B4. Two engines, two final_weight conventions

MsmWfst bakes the accumulated path cost into a final state's final_weight (self-contained distance engine), whereas MsmStateSource uses one() and leaves accumulation to a shortest-distance pass (composition-friendly). This is a deliberate distinction between an eager cached engine and a stateless source, not an inconsistency; both compute the same MSM distance (../design/msm-wfst-embedding.md §3).

B5. Quantization is lossy

u8 labels can collide for nearby values. This only affects WFST composition/matching; MSM costs are always computed from exact $f64$ values, so distances are unaffected (ADR 0003).

B6. u32 state-id space

The positional encoding is u32; astronomically large series × m × n products could overflow it. num_states_hint exposes the exclusive upper bound so a driver can detect the regime. Realistic time-series sizes are far below the limit (security-and-robustness.md §4).

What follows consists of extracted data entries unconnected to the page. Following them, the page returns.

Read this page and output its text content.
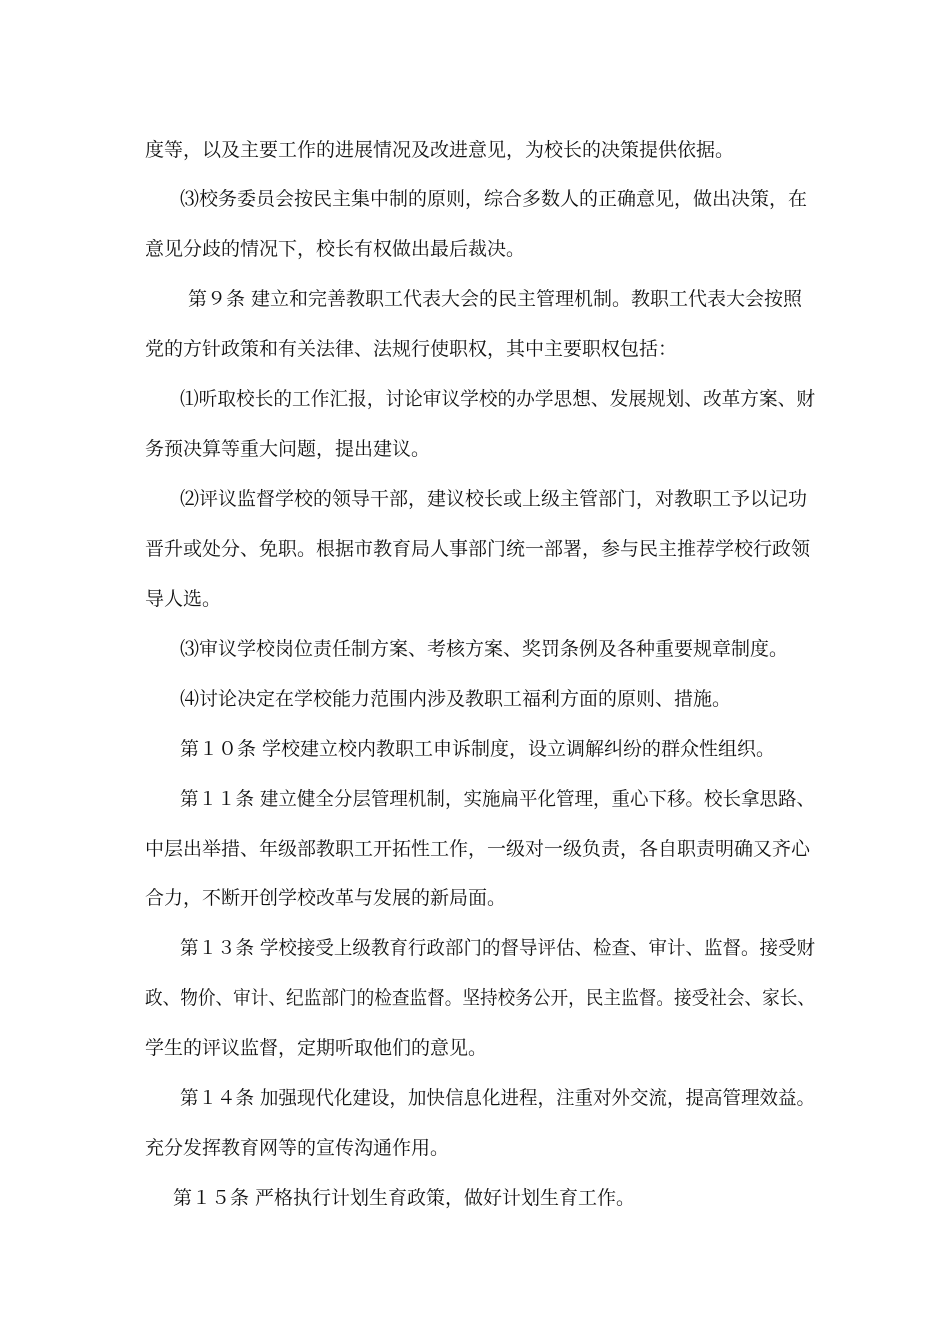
度等，以及主要工作的进展情况及改进意见，为校长的决策提供依据。
⑶校务委员会按民主集中制的原则，综合多数人的正确意见，做出决策，在
意见分歧的情况下，校长有权做出最后裁决。
第９条 建立和完善教职工代表大会的民主管理机制。教职工代表大会按照
党的方针政策和有关法律、法规行使职权，其中主要职权包括：
⑴听取校长的工作汇报，讨论审议学校的办学思想、发展规划、改革方案、财
务预决算等重大问题，提出建议。
⑵评议监督学校的领导干部，建议校长或上级主管部门，对教职工予以记功
晋升或处分、免职。根据市教育局人事部门统一部署，参与民主推荐学校行政领
导人选。
⑶审议学校岗位责任制方案、考核方案、奖罚条例及各种重要规章制度。
⑷讨论决定在学校能力范围内涉及教职工福利方面的原则、措施。
第１０条 学校建立校内教职工申诉制度，设立调解纠纷的群众性组织。
第１１条 建立健全分层管理机制，实施扁平化管理，重心下移。校长拿思路、
中层出举措、年级部教职工开拓性工作，一级对一级负责，各自职责明确又齐心
合力，不断开创学校改革与发展的新局面。
第１３条 学校接受上级教育行政部门的督导评估、检查、审计、监督。接受财
政、物价、审计、纪监部门的检查监督。坚持校务公开，民主监督。接受社会、家长、
学生的评议监督，定期听取他们的意见。
第１４条 加强现代化建设，加快信息化进程，注重对外交流，提高管理效益。
充分发挥教育网等的宣传沟通作用。
第１５条 严格执行计划生育政策，做好计划生育工作。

C. Explicit non-goals / future work

  • A genuine FPL/tropical path-expert learner that provably attains the regret bound (the scalar learner is a deliberate simplicity choice — ADR 0002).
  • Strict LRU caching with access-order tracking (B3).
  • Full mechanization (Rocq/TLA+) of the MSM-WFST embedding equivalence beyond the admit-free abstract model and executable validation already provided (../formal/README.md).